Healthcare Pros Heed the Call of Open Source Groups

by Ostatic Staff - Dec. 08, 2008

If you're involved in healthcare IT and also have a fondness for open source, there's a newly formed group at LinkedIn that you may want to know about. The OpenVista Health Information Technology (HIT) group is looking for healthcare professionals who use the popular electronic medical record system and want to swap implementation and deployment ideas.

Founded by Albert Gnandt, a senior software engineer at Medsphere, this niche LinkedIn group is "for professionals that promote OpenVista and VistA-based systems to build a network that connects people, opportunities and ideas."

President-Elect Barack Obama outlined his plans this weekend for stimulating the economy with a five-step plan that includes a focus on putting medical records online. As ZDnet's Dana Blankenhorn points out, "There is an enormous incentive for those involved in open source healthcare IT to organize now. Decisions are about to be made that will either throw wide the door to open source in healthcare or, potentially, shut it for all time."

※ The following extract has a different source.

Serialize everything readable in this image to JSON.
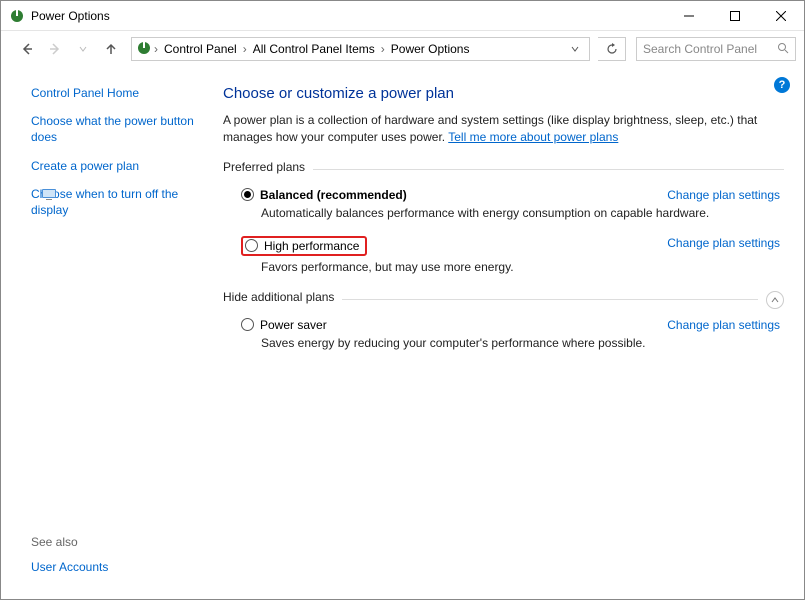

Of course, the OpenVista HIT group -- whose focus is on software from a particular vendor -- isn't the only game in town. The Open Healthcare Group rallies behind the open source health care record system XChart as the definitive method for automating and streamlining medical record-keeping, while the Open Source Health Care Alliance takes a macro approach to promoting the use of free and open source software in healthcare.

No matter which group or groups you choose to support, if you're a healthcare professional or IT guru in the medical industry you'll want to strongly consider what you can do to help these organizations. As Blankenhorn so aptly puts it, "Now, in other words, is time for all good men (and women) in healthcare IT to come to the aid of the open source party."